There is yet more to be done, despite what he has endured: the purpose of all is to overwhelm this one man. The bands of conspirators oppose him on all sides, in a cause opposed to justice, and good faith. His father, with helpless loyalty, and his new bride and her mother, support him to the best of their abilities, filling the palace with their cries. But the clash of weapons and the groans of the fallen, drown them out, and at the same time Bellona, goddess of war, pollutes and drenches the penates, the household gods, with blood, and stirs renewed conflict.
Phineus and a thousand followers of Phineus, surround the one man. Spears to the right of him, spears to the left of him, fly thicker than winter hail, past his eyes and ears. He sets his back and shoulders against a massive stone column, and protected behind, turns towards the opposing crowd of men, and withstands their threat. The Chaonian, Molpeus, presses him on the left, and on the right Ethemon, a Nabatean. Like a tiger, goaded by hunger, that hears the bellowing of two herds of cattle in separate valleys, and does not know which it would rather rush at, fired up to rush at either, so Perseus hesitates whether to strike right or left. He drives Molpeus off, piercing him with a wound to the leg, and is content to let him go: but Ethemon allows him no time, and raging and eager to give him a wound high on the neck, flails at him, incautiously and violently, and fractures his sword, striking it on the extreme edge of the column. The blade is detached, and fixes itself in its owner's throat. The wound it gives him is not serious enough to cause his death, but as he stands there, quivering, and uselessly stretching out his defenceless arms, Perseus stabs him with Cyllenian Mercury's curved sword.
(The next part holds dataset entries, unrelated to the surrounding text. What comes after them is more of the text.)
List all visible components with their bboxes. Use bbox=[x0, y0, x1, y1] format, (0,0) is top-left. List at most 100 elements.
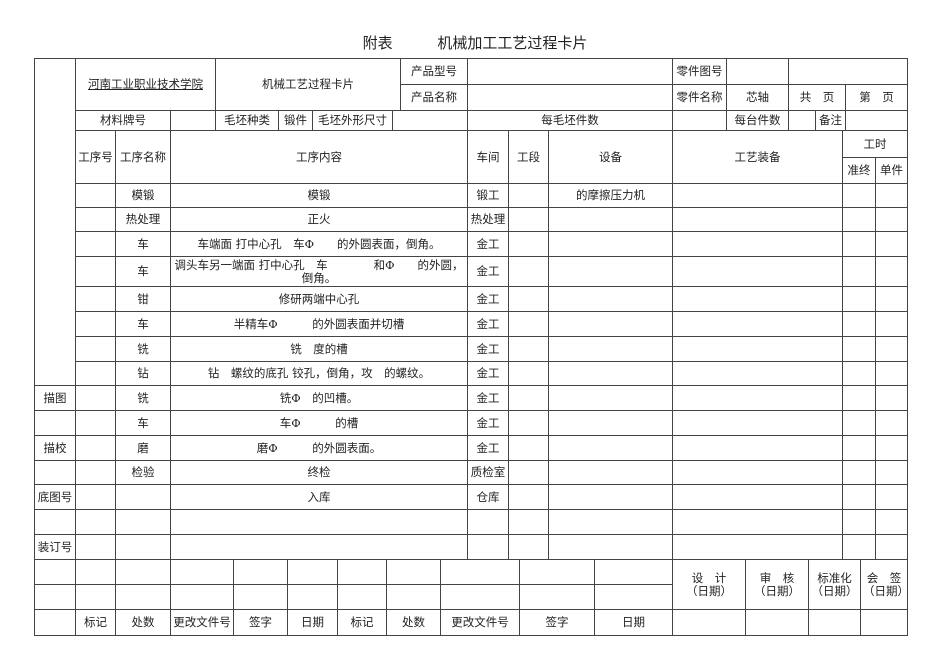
workshop-cell bbox=[467, 509, 509, 535]
setup-cell bbox=[842, 183, 876, 208]
part-drawing-value bbox=[726, 58, 789, 85]
part-drawing-label: 零件图号 bbox=[672, 58, 727, 85]
op-no-cell bbox=[75, 183, 116, 208]
revision-cell bbox=[233, 559, 288, 585]
side-label: 底图号 bbox=[34, 484, 76, 510]
per-blank-label: 每毛坯件数 bbox=[467, 110, 673, 131]
section-cell bbox=[508, 311, 549, 337]
equipment-cell bbox=[548, 385, 673, 411]
per-unit-value bbox=[788, 110, 816, 131]
equipment-cell bbox=[548, 509, 673, 535]
col-op-content: 工序内容 bbox=[170, 130, 468, 184]
op-content-cell bbox=[170, 509, 468, 535]
tooling-cell bbox=[672, 410, 843, 436]
setup-cell bbox=[842, 311, 876, 337]
workshop-cell: 金工 bbox=[467, 410, 509, 436]
revision-cell bbox=[34, 559, 76, 585]
unit-cell bbox=[875, 256, 908, 287]
tooling-cell bbox=[672, 311, 843, 337]
tooling-cell bbox=[672, 183, 843, 208]
op-name-cell: 模锻 bbox=[115, 183, 171, 208]
op-content-cell: 调头车另一端面 打中心孔 车 和Φ 的外圆，倒角。 bbox=[170, 256, 468, 287]
unit-cell bbox=[875, 231, 908, 257]
op-no-cell bbox=[75, 207, 116, 232]
equipment-cell bbox=[548, 534, 673, 560]
equipment-cell bbox=[548, 207, 673, 232]
section-cell bbox=[508, 534, 549, 560]
setup-cell bbox=[842, 256, 876, 287]
section-cell bbox=[508, 484, 549, 510]
op-name-cell bbox=[115, 534, 171, 560]
op-name-cell: 热处理 bbox=[115, 207, 171, 232]
section-cell bbox=[508, 361, 549, 386]
tooling-cell bbox=[672, 286, 843, 312]
tooling-cell bbox=[672, 460, 843, 485]
workshop-cell: 金工 bbox=[467, 311, 509, 337]
unit-cell bbox=[875, 435, 908, 461]
tooling-cell bbox=[672, 484, 843, 510]
op-name-cell: 车 bbox=[115, 256, 171, 287]
workshop-cell: 金工 bbox=[467, 435, 509, 461]
unit-cell bbox=[875, 385, 908, 411]
unit-cell bbox=[875, 410, 908, 436]
unit-cell bbox=[875, 484, 908, 510]
op-no-cell bbox=[75, 509, 116, 535]
unit-cell bbox=[875, 460, 908, 485]
revision-label: 更改文件号 bbox=[440, 609, 520, 636]
side-label: 描校 bbox=[34, 435, 76, 461]
col-op-name: 工序名称 bbox=[115, 130, 171, 184]
op-content-cell: 钻 螺纹的底孔 铰孔，倒角，攻 的螺纹。 bbox=[170, 361, 468, 386]
revision-cell bbox=[337, 584, 387, 610]
section-cell bbox=[508, 460, 549, 485]
product-model-value bbox=[467, 58, 673, 85]
workshop-cell bbox=[467, 534, 509, 560]
workshop-cell: 质检室 bbox=[467, 460, 509, 485]
side-cell bbox=[34, 410, 76, 436]
col-setup: 准终 bbox=[842, 157, 876, 184]
tooling-cell bbox=[672, 231, 843, 257]
unit-cell bbox=[875, 286, 908, 312]
revision-cell bbox=[34, 584, 76, 610]
op-no-cell bbox=[75, 460, 116, 485]
revision-cell bbox=[386, 584, 441, 610]
material-value bbox=[170, 110, 216, 131]
revision-cell bbox=[594, 559, 673, 585]
setup-cell bbox=[842, 286, 876, 312]
product-name-label: 产品名称 bbox=[400, 84, 468, 111]
revision-cell bbox=[519, 584, 595, 610]
revision-cell bbox=[233, 584, 288, 610]
equipment-cell bbox=[548, 256, 673, 287]
tooling-cell bbox=[672, 256, 843, 287]
card-title: 机械工艺过程卡片 bbox=[215, 58, 401, 111]
op-no-cell bbox=[75, 484, 116, 510]
tooling-cell bbox=[672, 509, 843, 535]
standard-sign-label: 标准化 （日期） bbox=[808, 559, 861, 610]
unit-cell bbox=[875, 311, 908, 337]
setup-cell bbox=[842, 207, 876, 232]
col-workshop: 车间 bbox=[467, 130, 509, 184]
section-cell bbox=[508, 256, 549, 287]
revision-label: 签字 bbox=[233, 609, 288, 636]
setup-cell bbox=[842, 534, 876, 560]
side-cell bbox=[34, 509, 76, 535]
equipment-cell: 的摩擦压力机 bbox=[548, 183, 673, 208]
col-unit: 单件 bbox=[875, 157, 908, 184]
workshop-cell: 仓库 bbox=[467, 484, 509, 510]
workshop-cell: 金工 bbox=[467, 231, 509, 257]
material-label: 材料牌号 bbox=[75, 110, 171, 131]
revision-cell bbox=[287, 559, 338, 585]
revision-cell bbox=[115, 584, 171, 610]
unit-cell bbox=[875, 361, 908, 386]
remarks-value bbox=[845, 110, 908, 131]
revision-label: 签字 bbox=[519, 609, 595, 636]
section-cell bbox=[508, 336, 549, 362]
side-cell bbox=[34, 460, 76, 485]
blank-type-label: 毛坯种类 bbox=[215, 110, 279, 131]
unit-cell bbox=[875, 509, 908, 535]
section-cell bbox=[508, 410, 549, 436]
revision-label: 日期 bbox=[594, 609, 673, 636]
op-name-cell: 钻 bbox=[115, 361, 171, 386]
op-no-cell bbox=[75, 311, 116, 337]
revision-cell bbox=[75, 584, 116, 610]
setup-cell bbox=[842, 435, 876, 461]
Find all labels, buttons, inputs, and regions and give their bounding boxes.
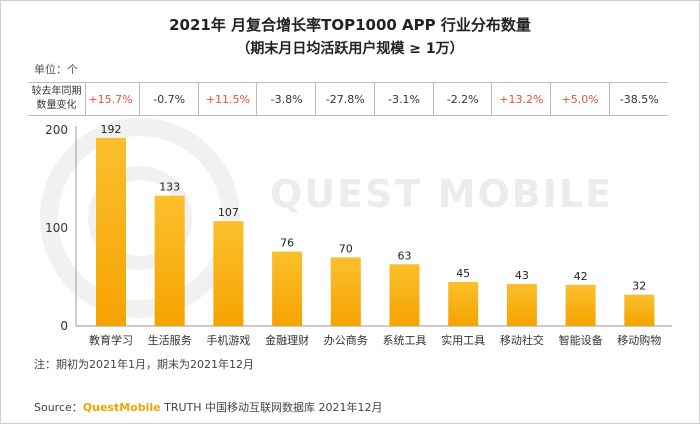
yoy-change-row: 较去年同期 数量变化 +15.7% -0.7% +11.5% -3.8% -27.8% -… xyxy=(28,82,668,116)
bar-7 xyxy=(506,283,537,326)
yoy-change-cell-6: -2.2% xyxy=(434,83,493,115)
bar-0 xyxy=(96,137,126,326)
bar-value-label-4: 70 xyxy=(339,242,353,255)
source-prefix: Source： xyxy=(34,401,83,414)
bar-value-label-3: 76 xyxy=(280,237,294,250)
bar-8 xyxy=(565,284,596,326)
yoy-change-cell-7: +13.2% xyxy=(493,83,551,115)
yoy-change-cell-2: +11.5% xyxy=(199,83,258,115)
yoy-change-cell-0: +15.7% xyxy=(82,83,140,115)
yoy-change-cell-8: +5.0% xyxy=(552,83,610,115)
source-line: Source：QuestMobile TRUTH 中国移动互联网数据库 2021… xyxy=(34,399,383,415)
yoy-row-label-line2: 数量变化 xyxy=(36,100,77,111)
yoy-change-cell-4: -27.8% xyxy=(317,83,375,115)
bar-5 xyxy=(389,264,420,326)
x-category-label-3: 金融理财 xyxy=(265,333,309,347)
y-tick-label-2: 200 xyxy=(45,123,68,137)
bar-value-label-7: 43 xyxy=(515,269,529,282)
bar-value-label-8: 42 xyxy=(574,270,588,283)
bar-value-label-2: 107 xyxy=(218,206,239,219)
bar-value-label-1: 133 xyxy=(159,181,180,194)
yoy-row-label-line1: 较去年同期 xyxy=(31,86,82,97)
y-tick-label-1: 100 xyxy=(45,221,68,235)
footnote: 注：期初为2021年1月，期末为2021年12月 xyxy=(34,358,254,371)
x-category-label-1: 生活服务 xyxy=(148,333,192,347)
bar-9 xyxy=(624,294,655,326)
yoy-change-cell-3: -3.8% xyxy=(258,83,317,115)
chart-subtitle: （期末月日均活跃用户规模 ≥ 1万） xyxy=(236,41,464,57)
x-category-label-8: 智能设备 xyxy=(559,333,603,347)
bar-3 xyxy=(272,251,303,326)
y-tick-label-0: 0 xyxy=(60,319,68,333)
x-category-label-5: 系统工具 xyxy=(383,334,427,347)
yoy-change-cell-5: -3.1% xyxy=(376,83,434,115)
bar-4 xyxy=(330,257,361,326)
yoy-change-cell-1: -0.7% xyxy=(141,83,199,115)
bar-chart: 0 100 200 192 教育学习 133 生活服务 107 手机游戏 76 金融理财 70 办公商务… xyxy=(45,123,672,347)
bar-value-label-9: 32 xyxy=(632,280,646,293)
chart-title: 2021年 月复合增长率TOP1000 APP 行业分布数量 xyxy=(169,16,531,34)
bar-value-label-6: 45 xyxy=(456,267,470,280)
x-category-label-6: 实用工具 xyxy=(441,333,485,347)
source-rest: TRUTH 中国移动互联网数据库 2021年12月 xyxy=(160,401,383,414)
bar-1 xyxy=(154,195,185,326)
unit-label: 单位：个 xyxy=(34,63,78,76)
x-category-label-0: 教育学习 xyxy=(89,333,133,347)
x-category-label-4: 办公商务 xyxy=(324,333,368,347)
x-category-label-2: 手机游戏 xyxy=(206,333,250,347)
yoy-row-label: 较去年同期 数量变化 xyxy=(28,83,86,115)
watermark-text: QUEST MOBILE xyxy=(270,172,614,216)
x-category-label-9: 移动购物 xyxy=(617,333,661,347)
bar-value-label-0: 192 xyxy=(101,123,122,136)
bar-6 xyxy=(448,281,479,326)
bar-value-label-5: 63 xyxy=(398,249,412,262)
source-brand: QuestMobile xyxy=(82,401,161,414)
x-category-label-7: 移动社交 xyxy=(500,333,544,347)
yoy-change-cell-9: -38.5% xyxy=(619,92,659,106)
bar-2 xyxy=(213,221,244,326)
When Perseus saw indeed that, his efforts would succumb to the weight of numbers, he said, "Since you plan it like this, I will ask help of the enemy. If there are any friends here, turn your face away!" and he held up the Gorgon's head. "Find others, who might be worried by your marvel," said Thesculus, but as he prepared to throw his deadly javelin, he was frozen, like a marble statue, in the act. Ampyx, next to him, thrust his sword straight at the heart of the courageous descendant of Lynceus, and, in thrusting, his right hand stiffened, without movement this way or that. But Nileus who falsely claimed that he was born of the Nile with its seven mouths, his shield engraved with its seven streams, part gold, part silver, cried, "Perseus, see, the sources of my people: it will be a great consolation to you to take with you, in death, to the silent shadows, the knowledge of having fallen to so noble a man." The last echo of his voice was cut off in mid-flight, and you might believe his mouth still wished to speak, though it was no longer pervious to words.
Eryx rebuked them, saying, "Lack of courage, not the power of the Gorgon, freezes you. Rush in with me and knock this youth and his magic weapon to the ground!" He had started his rush, but the floor held his feet fast, and there he stayed, unmoving stone, a fully-armed statue.